ソラは望遠鏡を覗いていた。月のすぐ近くで金星が輝いている。
「お先に」
他の女達と共に帰り支度を済ませたホシが言った。ソラは手振りで答えた。
「あの、ソラさんは帰らないので」
「夜も星は動いています」
本当はこのあと交代で夜の担当がやってくる。ソラはただ、ここの他に帰る場所がないだけだ。
「私も手伝います」
ホシが言った。ソラは手振りで答えた。
「それはどういう手振りですか」
「帰ってよろしい。という意味です」
ソラは望遠鏡から目を離さなかった。
翌日。
「ソラさんは星が好きですか?」
ホシが聴いた。
「嫌いではありません」
「では、好きということですか」
ホシが身を乗り出す。
「好きでも嫌いでもありません。ただの飯のタネです」
ホシは肩を落とした。
「星の話ができるかと思ったのですが」
「ちなみに、どんな話ですか」
「星の爆発をご存じですか!」
ソラがたずねると、ホシは興奮した様子で語り始めた。
「命を終えた星は爆発するそうなんです! 私が個人的に調べたものですが天の川では爆発した星の痕跡が年に十ほどあって、平家星なんかは爆発がちかいと言われてて!」
大きく手を振ってホシは星の爆発を表現する。
「星が好きなんですね」
ソラは微笑んだ。
「そうなんです。ここでのお勤めができると聴いた時は、本当にうれしくて」
「代わってほしいくらいです」
ソラは言った。沈黙がおとずれる。
「冗談です」
記録された資料を検分しながら、ソラはホシにたずねた。
「ここを出て行ったあとはどうするのですか」
ホシは戸惑い、詰まり気味に答えた。
「もう十分好きなことをさせてもらいましたから、どこかへ嫁入りに行くでしょう」
「気が進まないようですね」
「星の話ができるならよいのですが、私って話し出すと止まらないので、はしたないと思われるかも」
「ここでは気になさらなくていいですよ」
ソラは月の満ち欠けをなぞりながら言った。
「好きなだけ星の話をしてください」
「はい……!」
ホシは毎日ソラを相手に星の話をした。最新の研究からホシが考えた星座の話まで話題は多岐にわたった。

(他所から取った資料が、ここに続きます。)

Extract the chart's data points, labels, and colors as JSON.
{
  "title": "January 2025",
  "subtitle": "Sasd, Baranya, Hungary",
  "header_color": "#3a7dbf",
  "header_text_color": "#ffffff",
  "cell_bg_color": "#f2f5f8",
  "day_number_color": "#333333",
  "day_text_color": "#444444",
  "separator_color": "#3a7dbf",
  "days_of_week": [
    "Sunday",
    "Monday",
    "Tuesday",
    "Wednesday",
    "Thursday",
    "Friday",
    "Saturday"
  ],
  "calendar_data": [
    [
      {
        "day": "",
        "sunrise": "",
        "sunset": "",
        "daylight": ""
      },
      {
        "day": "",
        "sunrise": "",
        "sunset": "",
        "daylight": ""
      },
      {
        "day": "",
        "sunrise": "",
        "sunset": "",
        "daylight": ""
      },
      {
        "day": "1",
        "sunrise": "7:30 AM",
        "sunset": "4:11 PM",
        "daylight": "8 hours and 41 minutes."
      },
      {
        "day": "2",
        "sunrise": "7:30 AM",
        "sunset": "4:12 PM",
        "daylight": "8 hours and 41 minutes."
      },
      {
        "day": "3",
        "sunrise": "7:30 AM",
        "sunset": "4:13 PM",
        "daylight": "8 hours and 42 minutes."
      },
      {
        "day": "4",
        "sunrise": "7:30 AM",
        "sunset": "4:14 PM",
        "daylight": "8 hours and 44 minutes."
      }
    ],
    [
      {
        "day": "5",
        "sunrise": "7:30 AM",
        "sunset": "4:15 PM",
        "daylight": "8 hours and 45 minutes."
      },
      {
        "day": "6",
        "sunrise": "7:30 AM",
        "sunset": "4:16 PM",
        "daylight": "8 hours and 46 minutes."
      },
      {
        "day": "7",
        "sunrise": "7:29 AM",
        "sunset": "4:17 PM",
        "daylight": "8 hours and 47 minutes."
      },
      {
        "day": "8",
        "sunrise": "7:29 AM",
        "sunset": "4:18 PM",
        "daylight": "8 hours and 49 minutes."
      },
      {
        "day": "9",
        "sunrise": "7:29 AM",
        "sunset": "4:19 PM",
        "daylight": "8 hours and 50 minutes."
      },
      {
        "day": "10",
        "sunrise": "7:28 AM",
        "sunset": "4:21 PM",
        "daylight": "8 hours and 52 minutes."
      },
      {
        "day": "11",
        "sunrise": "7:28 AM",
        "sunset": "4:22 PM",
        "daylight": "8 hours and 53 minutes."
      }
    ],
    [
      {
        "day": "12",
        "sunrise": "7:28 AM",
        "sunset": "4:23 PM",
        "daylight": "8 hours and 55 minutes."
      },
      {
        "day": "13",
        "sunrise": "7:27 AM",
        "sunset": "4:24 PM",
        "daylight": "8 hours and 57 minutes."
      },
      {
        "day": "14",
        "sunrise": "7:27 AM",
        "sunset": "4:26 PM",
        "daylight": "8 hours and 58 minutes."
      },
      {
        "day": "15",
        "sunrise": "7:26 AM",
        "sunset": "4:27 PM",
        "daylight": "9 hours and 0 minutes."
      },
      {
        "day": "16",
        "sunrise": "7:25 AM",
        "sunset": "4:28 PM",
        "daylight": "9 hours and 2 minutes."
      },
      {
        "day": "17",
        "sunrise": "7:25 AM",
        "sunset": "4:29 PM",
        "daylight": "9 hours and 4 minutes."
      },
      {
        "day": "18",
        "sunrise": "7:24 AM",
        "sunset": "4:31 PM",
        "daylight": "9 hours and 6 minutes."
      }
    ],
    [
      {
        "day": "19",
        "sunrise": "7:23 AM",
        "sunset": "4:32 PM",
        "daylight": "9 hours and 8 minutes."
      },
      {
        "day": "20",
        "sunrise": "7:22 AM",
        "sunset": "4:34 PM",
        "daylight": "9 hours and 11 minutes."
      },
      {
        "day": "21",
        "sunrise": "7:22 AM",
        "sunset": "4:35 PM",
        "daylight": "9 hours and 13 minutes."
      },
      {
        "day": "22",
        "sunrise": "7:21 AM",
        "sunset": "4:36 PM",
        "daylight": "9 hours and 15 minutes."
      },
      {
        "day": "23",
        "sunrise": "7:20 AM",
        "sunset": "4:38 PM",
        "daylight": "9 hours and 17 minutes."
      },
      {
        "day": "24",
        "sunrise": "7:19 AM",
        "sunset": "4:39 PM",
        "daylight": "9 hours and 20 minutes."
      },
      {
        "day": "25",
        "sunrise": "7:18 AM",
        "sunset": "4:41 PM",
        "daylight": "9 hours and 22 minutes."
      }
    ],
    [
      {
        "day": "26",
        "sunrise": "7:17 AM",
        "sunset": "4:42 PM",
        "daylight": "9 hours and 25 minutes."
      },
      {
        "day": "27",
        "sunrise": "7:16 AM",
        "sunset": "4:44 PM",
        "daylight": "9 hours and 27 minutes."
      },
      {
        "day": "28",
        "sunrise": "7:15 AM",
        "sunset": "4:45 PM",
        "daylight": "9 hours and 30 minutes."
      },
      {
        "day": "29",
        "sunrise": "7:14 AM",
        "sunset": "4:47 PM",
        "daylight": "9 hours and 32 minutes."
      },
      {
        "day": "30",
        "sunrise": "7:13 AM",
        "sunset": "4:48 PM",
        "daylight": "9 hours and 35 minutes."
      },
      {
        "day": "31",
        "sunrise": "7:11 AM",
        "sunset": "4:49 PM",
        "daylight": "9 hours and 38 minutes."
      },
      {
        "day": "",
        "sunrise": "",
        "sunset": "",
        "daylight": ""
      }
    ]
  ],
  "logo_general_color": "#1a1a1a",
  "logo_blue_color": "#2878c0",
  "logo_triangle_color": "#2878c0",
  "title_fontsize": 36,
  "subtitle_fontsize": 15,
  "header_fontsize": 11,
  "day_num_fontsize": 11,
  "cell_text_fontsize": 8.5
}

一人、二人とお勤めを終えた者が去り、新たな者が入ってくる。
白くぼんやりと浮かぶ真昼の月を眺めて、ソラは言った。
「今日は、月が綺麗ですね」
位置を記録していたホシが顔を上げた。
「なんですか?」
「いいえ、聴こえなかったのならそれで」
「月はいつでも綺麗ですよ」
ホシが答えた。
「見え方が変わるのは、空気の澄み方の違いです。それがどうかされましたか?」
「いいえ、あなたの言う通りです」
ソラは観測に戻った。
ホシが荷物をまとめた。
「それでは、短い間でしたがお世話になりました」
「ええ、あなたはよく働いてくれました」
ソラは言った。
「もっと星の話がしたかったのですが」
「そうですね」
「いつかまた遊びに来ます。島津様がお許しになればですが」
「待っています」
「それではこれで」
「行かないで」
「……ソラさん」
「まだ、行かないでください。あなたはきっと忘れてしまう。ここで共に星を見たことも、私と話をしたことも、新しい日々に塗り替えられてしまう。そのようにしてきたのですから」
「………」
「そのようにしてきて、それでよいのだと思えればよかったのに。今の私は、あなたに忘れられたくないのです」
「忘れませんよ」
「忘れないで」
「忘れません。空を見る度にソラさん、あなたを思い出しますから」
ホシは出て行った。
暦を作るのに特別な才は必要ない。
そうでなければこの天文館で、女が天文望遠鏡を覗き星の運行を記録している理由があるだろうか。
太陽を見るための煤ガラスを手にソラは立ち上がる。
「あの」
ソラに声をかける者がいた。今年入った新人だ。
「ご一緒しても」
ソラは頷いて、彼女を伴って外へ出た。
ススキをかき分ける。
ホシは天文館をおとずれることはなかったが、ソラは星を見る度に彼女の声を思い出していた。